How to Store Coconut Food Products

jar of coconut

Here in the Philippines, coconuts are about as ubiquitous as white rice and chicken adobo. We’ve been blessed with abundance both in fruit and what we can get out of the tree. From coconut milk to meat, below is our guide on how to keep your stash in perfect condition for your next coconut culinary adventure. Remember, always source your coconut food products from a trusted coconut cream and milk supplier to ensure their quality.

Coconut meat

Coconut meat refers to the sweet, white flesh found inside coconuts. You can eat it fresh in chunks right out of the shell if you wish, or use a shredding tool to create coconut meat tendrils to add to your favorite dessert or salad. Coconut meat is best eaten freshly cracked, but if you find yourself with leftovers, you may put them in an airtight plastic container and it should keep in the fridge for a couple of days. Blitz it up into a smoothie or shake, or use it to add texture to coconut water – just add the chunks to a pitcher of coconut water and some ice for a refreshing midday beverage.

Coconut water

Coconut water is the clear, sweet liquid contained in young, green coconuts – it’s a great post-workout drink, offering excellent hydration benefits. If it’s fresh, you’ll want to consume it within a couple of days as the taste can go off. Packaged or bottled coconut water can last a longer while, but keep in mind that these drinks are often loaded with stabilizers, preservatives, and sugars. Any coconut water cans or bottles can stay in your pantry when unopened at room temperature, but leftovers will need to be refrigerated and consumed within a day or two.

Coconut oil

There are two common types of coconut oil you may find on the shelves: refined coconut oil comes from dried coconut meat, also known as copra, which is bleached and then deodorized for a neutral smell and taste.
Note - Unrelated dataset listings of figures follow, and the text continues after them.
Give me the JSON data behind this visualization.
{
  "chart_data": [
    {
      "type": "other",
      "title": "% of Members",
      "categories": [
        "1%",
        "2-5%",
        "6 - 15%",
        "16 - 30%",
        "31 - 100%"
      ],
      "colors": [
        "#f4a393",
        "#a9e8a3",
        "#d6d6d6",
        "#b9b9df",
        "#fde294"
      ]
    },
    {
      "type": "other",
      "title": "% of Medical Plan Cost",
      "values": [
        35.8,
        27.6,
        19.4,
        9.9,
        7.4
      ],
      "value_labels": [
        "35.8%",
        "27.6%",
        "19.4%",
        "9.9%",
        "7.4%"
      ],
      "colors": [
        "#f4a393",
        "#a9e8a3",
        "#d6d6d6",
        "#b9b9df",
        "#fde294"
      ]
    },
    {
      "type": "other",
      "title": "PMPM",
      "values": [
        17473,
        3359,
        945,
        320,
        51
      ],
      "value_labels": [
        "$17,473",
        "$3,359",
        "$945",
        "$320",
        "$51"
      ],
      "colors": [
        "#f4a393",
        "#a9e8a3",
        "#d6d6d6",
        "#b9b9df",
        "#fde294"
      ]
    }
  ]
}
Virgin or pure coconut oil is derived from raw coconut meat which is dried quickly before the extracted milk and oil are separated. While both can be used in cooking, refined coconut oil will have a higher smoke point than virgin oil, but virgin coconut oil will have a more pronounced coconut flavor. Store your coconut oils in a tightly-lidded jar or bottle in a cool area, away from sunlight or open flame. It may solidify at lower temperatures, but should have no trouble melting back down in a pan.

Coconut cream or milk

The only difference between coconut milk and cream is consistency; while coconut milk is blended with water at a 1:1 ratio, coconut cream is blended in a ratio of up to 4 parts coconut to 1 part water. Again, they’re best used immediately when fresh, though the kinds that come in tin cans or cartons should last a while, unopened, at room temperature. Once it’s out, you can keep leftovers in an airtight jar or bottle and store it for up to a week and a half in the fridge. You can also pour coconut milk into ice cube trays for easy access to coconut-infused shakes and smoothies.

Coconut flakes

Often referred to as “desiccated coconut”, this product is actually coconut meat that’s been grated and dried. Sometimes they come in a powder form or in larger shreds, and they are often used for baking. You can keep the leftovers in the bag they came in provided that you seal it back up tight, or pour the flakes into a Ziploc bag. They should keep for about 4 to 5 months. You can up that longevity to a year if you keep the package in the freezer.

When in doubt, you can always look at the packaging of the product to see how it’s supposed to be stored and how long it can last in your fridge or cupboard.